Talk about a first-day IPO pop.

LinkedIn shares, priced at $45 for the IPO, surged to almost $93 in the morning session of its first trading day, before settling down at $85 per share at 10:43 a.m. Eastern Time.

Based on 2010 earnings, its price-to-earnings ratio just topped 500 and the company’s valuation exceeded $8 billion.

LinkedIn is the hottest US tech IPO since 2004 – until the day Facebook eclipses it with an even bigger IPO of its own. 

LinkedIn boasts of 37-million monthly US visitors (which makes it the 26th most visited website in the US) and 100 million registered users. 

It’s already a profitable company. In 2010, its revenues were twice the 2009 figure. If revenues double again in 2011 (and in 2012) and earnings will also improve, the high valuation would look more justified. 

LinkedIn's incredible first-day IPO pop, however, actually pales in comparison to Chinese tech companies. 

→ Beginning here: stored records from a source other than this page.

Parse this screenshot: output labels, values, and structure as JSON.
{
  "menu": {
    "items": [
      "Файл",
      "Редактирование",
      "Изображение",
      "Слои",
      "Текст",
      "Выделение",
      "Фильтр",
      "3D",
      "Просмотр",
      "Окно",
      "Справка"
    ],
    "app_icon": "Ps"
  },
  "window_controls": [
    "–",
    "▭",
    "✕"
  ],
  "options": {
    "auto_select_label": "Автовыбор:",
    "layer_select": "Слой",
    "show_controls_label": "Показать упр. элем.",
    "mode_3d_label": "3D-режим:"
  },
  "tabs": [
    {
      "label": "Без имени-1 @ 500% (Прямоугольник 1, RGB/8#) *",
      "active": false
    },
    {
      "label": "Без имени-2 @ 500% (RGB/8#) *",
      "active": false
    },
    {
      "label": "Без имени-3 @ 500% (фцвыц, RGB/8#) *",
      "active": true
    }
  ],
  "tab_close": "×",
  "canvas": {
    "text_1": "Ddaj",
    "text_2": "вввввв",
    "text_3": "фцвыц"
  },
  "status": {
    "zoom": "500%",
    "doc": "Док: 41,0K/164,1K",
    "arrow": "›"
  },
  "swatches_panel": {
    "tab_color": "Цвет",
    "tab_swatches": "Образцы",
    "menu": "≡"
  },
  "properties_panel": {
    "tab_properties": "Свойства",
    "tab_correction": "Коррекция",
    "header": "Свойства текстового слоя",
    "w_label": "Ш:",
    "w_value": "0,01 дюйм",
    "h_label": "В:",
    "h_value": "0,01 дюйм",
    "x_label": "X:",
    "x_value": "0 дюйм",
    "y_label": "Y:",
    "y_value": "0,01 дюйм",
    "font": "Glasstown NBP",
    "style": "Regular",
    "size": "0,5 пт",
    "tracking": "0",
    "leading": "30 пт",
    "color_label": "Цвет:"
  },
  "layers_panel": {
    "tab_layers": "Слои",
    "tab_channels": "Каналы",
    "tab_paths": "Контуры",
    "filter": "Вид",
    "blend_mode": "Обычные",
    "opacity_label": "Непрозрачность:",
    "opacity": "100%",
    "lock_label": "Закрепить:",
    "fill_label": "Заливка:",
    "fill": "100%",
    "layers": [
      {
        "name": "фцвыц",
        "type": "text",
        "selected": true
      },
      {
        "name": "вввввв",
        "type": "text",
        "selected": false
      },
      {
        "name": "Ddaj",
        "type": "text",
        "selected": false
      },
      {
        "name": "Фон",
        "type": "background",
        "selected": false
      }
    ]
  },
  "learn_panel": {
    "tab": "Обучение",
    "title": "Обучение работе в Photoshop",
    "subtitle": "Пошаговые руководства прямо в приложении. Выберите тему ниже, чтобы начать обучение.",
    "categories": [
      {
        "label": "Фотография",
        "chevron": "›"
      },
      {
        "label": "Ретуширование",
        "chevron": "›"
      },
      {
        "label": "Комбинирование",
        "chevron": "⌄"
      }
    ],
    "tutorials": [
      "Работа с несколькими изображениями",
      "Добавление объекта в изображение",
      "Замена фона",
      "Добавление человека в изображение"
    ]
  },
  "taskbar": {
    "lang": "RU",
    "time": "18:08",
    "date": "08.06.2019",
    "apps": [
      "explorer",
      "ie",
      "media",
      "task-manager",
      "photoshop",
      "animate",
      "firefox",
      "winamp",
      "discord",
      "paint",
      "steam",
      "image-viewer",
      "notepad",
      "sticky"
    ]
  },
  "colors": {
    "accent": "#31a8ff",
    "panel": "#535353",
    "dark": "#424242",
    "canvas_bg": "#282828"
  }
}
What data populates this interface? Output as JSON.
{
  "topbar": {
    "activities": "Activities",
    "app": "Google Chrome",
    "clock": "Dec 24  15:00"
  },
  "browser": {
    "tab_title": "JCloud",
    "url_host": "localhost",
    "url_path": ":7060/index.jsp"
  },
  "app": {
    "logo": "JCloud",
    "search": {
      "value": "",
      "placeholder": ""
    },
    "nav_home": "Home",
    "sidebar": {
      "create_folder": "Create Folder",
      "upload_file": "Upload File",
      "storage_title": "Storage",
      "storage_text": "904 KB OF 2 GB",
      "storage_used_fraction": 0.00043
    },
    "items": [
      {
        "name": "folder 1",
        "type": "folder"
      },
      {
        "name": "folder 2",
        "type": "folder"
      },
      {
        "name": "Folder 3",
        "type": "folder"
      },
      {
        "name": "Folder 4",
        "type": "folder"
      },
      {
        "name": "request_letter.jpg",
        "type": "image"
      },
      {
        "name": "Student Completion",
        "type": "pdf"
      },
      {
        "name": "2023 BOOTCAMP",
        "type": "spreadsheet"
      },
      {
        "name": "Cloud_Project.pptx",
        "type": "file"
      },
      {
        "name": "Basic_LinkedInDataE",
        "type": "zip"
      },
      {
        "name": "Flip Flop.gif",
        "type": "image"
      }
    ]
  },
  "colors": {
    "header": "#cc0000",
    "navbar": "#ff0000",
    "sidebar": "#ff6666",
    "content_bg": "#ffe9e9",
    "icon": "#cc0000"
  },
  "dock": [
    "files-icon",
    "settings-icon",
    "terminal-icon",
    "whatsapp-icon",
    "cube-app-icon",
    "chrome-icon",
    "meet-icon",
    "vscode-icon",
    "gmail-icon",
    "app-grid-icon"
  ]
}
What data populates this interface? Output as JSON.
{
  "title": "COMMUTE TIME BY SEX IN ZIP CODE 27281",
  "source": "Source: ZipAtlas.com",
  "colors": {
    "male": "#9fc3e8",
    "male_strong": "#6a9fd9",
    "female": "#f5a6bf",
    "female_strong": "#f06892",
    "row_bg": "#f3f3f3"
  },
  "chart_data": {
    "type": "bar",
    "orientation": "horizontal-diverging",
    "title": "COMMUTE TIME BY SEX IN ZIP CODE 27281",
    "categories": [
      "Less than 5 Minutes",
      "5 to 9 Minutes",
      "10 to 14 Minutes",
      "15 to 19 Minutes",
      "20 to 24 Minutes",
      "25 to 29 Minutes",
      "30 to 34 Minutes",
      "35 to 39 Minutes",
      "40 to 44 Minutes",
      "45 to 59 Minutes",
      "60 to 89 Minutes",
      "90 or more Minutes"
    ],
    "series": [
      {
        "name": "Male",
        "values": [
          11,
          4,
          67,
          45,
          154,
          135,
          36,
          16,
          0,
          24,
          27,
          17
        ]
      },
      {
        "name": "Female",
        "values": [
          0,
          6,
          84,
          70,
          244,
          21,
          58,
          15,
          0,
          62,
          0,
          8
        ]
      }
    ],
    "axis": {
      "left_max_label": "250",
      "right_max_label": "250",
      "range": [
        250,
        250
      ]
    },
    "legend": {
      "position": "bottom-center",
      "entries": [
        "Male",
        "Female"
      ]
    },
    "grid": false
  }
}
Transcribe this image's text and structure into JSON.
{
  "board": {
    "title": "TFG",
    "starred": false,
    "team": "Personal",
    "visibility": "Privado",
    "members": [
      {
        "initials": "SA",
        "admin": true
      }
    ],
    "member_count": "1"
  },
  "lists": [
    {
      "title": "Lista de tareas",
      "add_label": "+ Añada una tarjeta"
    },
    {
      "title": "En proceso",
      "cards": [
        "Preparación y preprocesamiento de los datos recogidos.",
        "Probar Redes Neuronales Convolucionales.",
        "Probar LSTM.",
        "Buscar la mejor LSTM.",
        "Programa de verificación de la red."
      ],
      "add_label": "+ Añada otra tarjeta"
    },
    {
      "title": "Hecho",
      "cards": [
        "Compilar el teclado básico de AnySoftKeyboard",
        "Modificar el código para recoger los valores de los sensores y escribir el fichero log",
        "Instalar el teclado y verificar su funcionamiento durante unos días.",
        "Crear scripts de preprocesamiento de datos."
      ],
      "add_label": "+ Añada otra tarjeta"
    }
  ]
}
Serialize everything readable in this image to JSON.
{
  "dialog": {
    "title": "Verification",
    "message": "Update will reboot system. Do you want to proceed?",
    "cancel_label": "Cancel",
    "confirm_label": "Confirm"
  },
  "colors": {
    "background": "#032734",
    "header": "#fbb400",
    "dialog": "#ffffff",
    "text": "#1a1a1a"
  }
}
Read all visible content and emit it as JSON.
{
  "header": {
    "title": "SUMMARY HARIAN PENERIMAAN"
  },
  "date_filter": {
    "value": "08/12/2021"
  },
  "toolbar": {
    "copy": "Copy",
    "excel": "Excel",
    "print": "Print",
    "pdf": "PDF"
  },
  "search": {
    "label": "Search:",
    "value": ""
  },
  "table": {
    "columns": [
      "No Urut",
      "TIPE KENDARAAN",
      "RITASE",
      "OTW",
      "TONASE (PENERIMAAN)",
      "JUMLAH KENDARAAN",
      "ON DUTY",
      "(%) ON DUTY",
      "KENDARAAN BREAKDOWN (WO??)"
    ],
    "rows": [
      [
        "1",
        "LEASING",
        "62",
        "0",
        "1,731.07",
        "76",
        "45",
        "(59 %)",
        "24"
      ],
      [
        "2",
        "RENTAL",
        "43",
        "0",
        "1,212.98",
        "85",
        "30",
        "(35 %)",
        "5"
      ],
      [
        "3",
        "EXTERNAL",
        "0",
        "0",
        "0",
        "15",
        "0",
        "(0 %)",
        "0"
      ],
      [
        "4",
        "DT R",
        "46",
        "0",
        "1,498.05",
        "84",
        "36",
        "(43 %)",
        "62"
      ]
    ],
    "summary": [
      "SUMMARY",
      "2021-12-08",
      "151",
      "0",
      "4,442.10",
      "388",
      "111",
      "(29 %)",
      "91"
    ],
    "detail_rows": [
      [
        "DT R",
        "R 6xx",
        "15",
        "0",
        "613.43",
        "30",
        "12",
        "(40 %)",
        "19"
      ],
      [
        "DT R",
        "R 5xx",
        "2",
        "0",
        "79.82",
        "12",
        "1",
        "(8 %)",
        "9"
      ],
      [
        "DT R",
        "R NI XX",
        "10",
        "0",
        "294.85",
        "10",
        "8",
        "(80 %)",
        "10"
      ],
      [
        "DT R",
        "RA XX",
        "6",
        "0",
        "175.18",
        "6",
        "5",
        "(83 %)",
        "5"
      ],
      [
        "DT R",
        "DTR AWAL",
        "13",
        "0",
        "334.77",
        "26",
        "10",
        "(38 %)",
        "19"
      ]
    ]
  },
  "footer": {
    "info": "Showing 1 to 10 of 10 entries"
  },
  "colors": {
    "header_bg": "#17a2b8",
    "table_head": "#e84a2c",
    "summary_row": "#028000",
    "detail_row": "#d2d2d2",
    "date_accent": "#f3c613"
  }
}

Youku (NYSE:YOKU), dubbed the “Chinese Youtube,” surged 161 percent in its first day.  

Dangdang (NYSE:DANG), the “Chinese Amazon,” surged 87 percent on its first day and Qihoo 360 (NYSE:QIHU) jumped 134 percent on its first day.

Investors were more bullish on the Chinese tech companies because they arguably have some of the same advantages of LinkedIn but also tap into the vast potential of the Chinese consumer market.